I needed to focus 100% on myself, my health, my mind, and my priorities now more than ever. Of course to this day, I still find myself piling way too much on my plate as my subconscious is probably living out its evil plan to make up for lost time during treatment. But slowing down is key. I find myself more at peace in those moments that I follow through with restoring and recharging, and it allows for more successful days in the end of it all. If you're struggling with this too, I highly suggest planning some me-time, saying no to others for once, and recharging yourself so that you can have a more productive day tomorrow. You can't pour your energy into whatever you're trying to accomplish if you don't recharge yourself first. I cannot tell you how fantastic and life changing this year has been since slowing down and listening to my mind and body.
That's not to say I haven't celebrated my accomplishments, both big and small. Since jumping back into the swing of things, I have really come out of my shell and now take advantage of every opportunity I receive. Any and all connections I have made this year has led to jobs, internships, and even some pretty cool research projects in the making. I'm still my introverted self, but those who don't see or talk to me often will notice I am more comfortable in my skin and content holding a conversation with everyone I meet.
This fall semester is coming to a close now as I wrap up my first full semester as managing editor and also as I finish my minor! I started two new research projects along with launching this blog and I can't wait to see where it all takes me.
Life post-treatment has had its ups and downs like any other girl chasing her dreams. I'm still trying to find that balance between patient and person. I visit my oncologist every three months, and the only lingering symptoms are terrible memory (chemo brain) and decreased physical strength. I'm not reminded often that I once fell victim to my own body's wrongful turn of events, but I still listen to my body each day as if I were catching my own cancer again. My hair has grown back, so that's been a treat.

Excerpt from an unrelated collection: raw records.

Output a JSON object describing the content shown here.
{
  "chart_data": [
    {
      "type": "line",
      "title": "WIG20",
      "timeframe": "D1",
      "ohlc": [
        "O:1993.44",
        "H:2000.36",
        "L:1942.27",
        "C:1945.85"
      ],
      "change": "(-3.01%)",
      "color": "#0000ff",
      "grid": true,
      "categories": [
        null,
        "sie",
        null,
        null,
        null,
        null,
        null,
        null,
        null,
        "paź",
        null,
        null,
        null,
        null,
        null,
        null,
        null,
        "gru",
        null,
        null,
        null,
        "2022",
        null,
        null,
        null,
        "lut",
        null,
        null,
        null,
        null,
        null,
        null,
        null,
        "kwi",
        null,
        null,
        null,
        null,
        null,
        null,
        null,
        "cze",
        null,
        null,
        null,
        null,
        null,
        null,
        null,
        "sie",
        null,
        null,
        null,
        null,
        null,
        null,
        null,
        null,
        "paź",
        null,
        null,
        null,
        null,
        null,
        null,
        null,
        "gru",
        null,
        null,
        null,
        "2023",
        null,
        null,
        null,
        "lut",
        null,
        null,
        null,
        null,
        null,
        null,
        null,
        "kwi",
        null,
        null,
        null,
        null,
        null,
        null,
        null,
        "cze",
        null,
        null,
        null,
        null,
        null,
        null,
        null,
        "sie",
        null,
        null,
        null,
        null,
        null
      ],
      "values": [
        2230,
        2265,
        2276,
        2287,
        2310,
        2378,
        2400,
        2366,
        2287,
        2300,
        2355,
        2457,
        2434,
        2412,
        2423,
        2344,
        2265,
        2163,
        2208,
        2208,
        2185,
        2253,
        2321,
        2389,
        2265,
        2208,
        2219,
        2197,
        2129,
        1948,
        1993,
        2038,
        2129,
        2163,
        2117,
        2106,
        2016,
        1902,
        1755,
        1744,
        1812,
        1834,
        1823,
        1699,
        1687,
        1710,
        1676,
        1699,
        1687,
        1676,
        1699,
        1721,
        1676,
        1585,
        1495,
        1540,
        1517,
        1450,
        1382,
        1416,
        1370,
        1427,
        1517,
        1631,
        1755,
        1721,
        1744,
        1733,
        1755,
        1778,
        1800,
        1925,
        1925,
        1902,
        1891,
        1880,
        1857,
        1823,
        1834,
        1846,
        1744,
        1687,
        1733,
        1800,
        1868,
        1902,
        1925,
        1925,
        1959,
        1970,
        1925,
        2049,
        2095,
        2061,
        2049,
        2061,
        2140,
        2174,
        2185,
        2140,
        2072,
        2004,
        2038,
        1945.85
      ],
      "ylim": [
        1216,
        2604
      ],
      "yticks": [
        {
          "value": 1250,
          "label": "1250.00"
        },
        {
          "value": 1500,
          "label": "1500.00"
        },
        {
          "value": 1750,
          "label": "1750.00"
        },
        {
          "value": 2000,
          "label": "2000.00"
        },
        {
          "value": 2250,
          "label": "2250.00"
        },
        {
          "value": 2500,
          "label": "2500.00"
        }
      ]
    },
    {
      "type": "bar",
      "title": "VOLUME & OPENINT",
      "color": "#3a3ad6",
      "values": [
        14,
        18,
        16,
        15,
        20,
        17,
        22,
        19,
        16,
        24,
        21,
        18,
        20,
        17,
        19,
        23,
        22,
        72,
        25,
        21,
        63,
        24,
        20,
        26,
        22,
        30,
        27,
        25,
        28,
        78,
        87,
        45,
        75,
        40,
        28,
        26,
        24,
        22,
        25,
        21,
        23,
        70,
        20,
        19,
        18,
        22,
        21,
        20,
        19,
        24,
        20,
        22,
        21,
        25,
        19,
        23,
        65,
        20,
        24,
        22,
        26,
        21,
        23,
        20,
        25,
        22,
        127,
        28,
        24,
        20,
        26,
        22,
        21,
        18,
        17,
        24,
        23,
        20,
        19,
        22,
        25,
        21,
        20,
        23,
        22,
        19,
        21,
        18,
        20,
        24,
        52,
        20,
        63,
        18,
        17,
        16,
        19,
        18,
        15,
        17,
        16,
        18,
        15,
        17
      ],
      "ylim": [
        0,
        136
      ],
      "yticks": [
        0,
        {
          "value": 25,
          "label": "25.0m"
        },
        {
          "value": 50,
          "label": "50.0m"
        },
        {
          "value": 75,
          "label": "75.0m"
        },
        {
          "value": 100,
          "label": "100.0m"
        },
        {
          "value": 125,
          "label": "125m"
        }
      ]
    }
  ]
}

There is a lot to be thankful for that I still can't quite put into words, but sometimes words aren't always the medium to display our gratitude. I'm still figuring it out. I really cannot thank my mom and dad enough, along with Christopher and his parents and grandparents. From the absolute smallest signs of support and affection, to the largest acts of kindness, not a single event will ever be taken for granted and I could only hope that I could repay them for all that they have done, been through, and sacrificed.

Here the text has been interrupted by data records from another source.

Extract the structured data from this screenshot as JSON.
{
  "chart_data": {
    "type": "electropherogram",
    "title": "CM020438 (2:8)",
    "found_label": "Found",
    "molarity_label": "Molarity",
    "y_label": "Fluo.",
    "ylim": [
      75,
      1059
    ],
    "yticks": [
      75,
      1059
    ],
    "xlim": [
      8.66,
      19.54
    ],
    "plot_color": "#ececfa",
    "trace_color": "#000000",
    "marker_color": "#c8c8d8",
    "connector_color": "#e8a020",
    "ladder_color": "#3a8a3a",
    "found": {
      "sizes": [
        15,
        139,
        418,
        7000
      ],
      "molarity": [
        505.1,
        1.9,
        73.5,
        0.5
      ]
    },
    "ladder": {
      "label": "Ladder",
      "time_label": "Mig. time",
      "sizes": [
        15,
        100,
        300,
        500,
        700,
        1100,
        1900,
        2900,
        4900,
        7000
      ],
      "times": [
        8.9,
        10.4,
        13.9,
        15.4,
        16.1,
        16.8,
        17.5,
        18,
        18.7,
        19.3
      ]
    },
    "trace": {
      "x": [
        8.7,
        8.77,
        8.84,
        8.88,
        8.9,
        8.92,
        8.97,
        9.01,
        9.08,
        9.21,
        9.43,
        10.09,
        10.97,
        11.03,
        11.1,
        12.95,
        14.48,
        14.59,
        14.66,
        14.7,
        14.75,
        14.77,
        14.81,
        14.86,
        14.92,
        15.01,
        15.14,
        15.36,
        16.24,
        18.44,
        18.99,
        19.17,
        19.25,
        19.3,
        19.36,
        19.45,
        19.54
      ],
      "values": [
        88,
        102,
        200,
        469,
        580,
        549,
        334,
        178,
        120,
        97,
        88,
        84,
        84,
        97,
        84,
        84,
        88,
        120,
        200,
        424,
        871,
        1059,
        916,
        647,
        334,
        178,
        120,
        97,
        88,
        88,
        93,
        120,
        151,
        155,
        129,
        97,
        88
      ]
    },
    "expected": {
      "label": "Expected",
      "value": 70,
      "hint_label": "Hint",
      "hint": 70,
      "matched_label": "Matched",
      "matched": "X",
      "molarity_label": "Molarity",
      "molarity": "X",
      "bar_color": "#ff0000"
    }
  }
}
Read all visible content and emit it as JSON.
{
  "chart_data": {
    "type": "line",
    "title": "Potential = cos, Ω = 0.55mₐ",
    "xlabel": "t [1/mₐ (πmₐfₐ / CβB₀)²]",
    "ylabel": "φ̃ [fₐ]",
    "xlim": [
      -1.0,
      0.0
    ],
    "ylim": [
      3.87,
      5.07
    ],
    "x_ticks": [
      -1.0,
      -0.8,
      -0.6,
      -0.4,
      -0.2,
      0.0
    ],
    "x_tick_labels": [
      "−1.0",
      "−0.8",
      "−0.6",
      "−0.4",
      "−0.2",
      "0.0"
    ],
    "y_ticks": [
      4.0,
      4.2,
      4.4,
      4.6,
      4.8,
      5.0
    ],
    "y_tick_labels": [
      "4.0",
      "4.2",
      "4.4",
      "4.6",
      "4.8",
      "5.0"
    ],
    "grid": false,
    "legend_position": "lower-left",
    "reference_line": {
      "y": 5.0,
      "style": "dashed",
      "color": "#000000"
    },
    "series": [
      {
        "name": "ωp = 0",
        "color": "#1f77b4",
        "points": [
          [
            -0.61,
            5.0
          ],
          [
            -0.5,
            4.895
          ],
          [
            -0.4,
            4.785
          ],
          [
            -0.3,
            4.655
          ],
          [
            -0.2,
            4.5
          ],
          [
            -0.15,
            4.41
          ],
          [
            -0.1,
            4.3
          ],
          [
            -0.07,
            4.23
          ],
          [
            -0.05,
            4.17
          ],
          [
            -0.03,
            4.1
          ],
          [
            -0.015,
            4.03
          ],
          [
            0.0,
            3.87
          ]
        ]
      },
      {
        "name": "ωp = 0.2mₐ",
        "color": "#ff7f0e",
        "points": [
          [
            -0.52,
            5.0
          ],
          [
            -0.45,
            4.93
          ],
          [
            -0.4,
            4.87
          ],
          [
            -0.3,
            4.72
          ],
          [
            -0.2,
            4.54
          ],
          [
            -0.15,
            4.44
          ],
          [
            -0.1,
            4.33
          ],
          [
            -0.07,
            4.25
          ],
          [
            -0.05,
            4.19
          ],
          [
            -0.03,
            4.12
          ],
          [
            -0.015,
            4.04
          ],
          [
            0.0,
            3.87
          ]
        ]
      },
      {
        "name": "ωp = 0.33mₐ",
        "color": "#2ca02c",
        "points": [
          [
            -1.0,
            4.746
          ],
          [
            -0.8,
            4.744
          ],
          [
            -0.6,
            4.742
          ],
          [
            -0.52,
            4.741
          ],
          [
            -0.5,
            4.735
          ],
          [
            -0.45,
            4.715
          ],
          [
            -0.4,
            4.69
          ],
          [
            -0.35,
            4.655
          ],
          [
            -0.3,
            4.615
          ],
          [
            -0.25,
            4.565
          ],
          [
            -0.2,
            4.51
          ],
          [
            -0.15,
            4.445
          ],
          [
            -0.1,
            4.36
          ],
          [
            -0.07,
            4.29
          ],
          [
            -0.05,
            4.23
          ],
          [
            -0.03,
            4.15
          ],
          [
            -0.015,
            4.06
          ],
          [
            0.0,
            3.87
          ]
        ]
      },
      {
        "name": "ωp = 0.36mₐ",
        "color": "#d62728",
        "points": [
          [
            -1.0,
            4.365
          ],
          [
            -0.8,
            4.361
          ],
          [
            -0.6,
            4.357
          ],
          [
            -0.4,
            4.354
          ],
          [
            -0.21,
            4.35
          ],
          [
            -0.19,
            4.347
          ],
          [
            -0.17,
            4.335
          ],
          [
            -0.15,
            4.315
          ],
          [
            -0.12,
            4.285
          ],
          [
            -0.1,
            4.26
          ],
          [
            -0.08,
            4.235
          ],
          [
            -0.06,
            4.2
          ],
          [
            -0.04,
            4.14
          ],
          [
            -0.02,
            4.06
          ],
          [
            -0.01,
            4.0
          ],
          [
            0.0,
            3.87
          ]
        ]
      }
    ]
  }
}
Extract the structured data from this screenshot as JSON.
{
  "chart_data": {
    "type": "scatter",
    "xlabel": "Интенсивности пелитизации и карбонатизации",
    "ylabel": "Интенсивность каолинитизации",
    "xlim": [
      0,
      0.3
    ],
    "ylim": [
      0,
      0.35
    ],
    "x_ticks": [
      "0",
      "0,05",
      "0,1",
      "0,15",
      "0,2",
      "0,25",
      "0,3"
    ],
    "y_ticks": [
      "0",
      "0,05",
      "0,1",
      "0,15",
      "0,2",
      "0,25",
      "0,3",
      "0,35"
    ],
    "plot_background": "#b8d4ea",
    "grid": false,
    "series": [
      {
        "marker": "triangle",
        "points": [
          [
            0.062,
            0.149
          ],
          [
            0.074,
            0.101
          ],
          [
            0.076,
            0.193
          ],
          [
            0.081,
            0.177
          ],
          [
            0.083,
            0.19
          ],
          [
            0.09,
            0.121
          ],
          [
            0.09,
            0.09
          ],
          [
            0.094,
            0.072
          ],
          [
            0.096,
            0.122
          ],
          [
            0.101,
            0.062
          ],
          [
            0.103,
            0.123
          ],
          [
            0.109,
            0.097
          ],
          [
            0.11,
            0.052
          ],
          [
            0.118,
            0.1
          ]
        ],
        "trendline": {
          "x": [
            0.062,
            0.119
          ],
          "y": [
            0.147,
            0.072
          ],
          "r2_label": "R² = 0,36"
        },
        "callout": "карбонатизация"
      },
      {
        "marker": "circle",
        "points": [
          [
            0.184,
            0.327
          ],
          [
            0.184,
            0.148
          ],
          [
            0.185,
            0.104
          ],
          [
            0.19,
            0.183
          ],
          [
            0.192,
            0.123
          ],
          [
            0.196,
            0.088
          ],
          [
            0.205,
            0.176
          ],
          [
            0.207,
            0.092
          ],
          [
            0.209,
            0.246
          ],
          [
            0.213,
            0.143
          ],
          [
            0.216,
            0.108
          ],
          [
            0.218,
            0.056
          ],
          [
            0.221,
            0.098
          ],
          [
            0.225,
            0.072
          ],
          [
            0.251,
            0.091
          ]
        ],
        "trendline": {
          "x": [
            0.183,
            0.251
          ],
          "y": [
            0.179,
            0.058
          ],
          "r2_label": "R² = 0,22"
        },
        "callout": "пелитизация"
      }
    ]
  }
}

My friends and family on social media have shown nothing but love and support and it took me a long way through everything. My professors continue to challenge and inspire me, and my coworkers are always there to teach me and make me laugh. My sweet clients are the best friends I could have right now, and I'm happy to work under supportive bosses as well. Even on the worst of days, I know I have a big network of love surrounding me, so if you're reading this- THANK YOU!
Cancer is life changing and its a hard, long road for some. But it also doesn't have to be a death sentence for all with the help of revolutionary science, advanced medical teams, and undying love and support. I can't tell you how grateful I am to be sharing this milestone with you and I hope you'll share in my joy as we continue to reach new milestones along the way.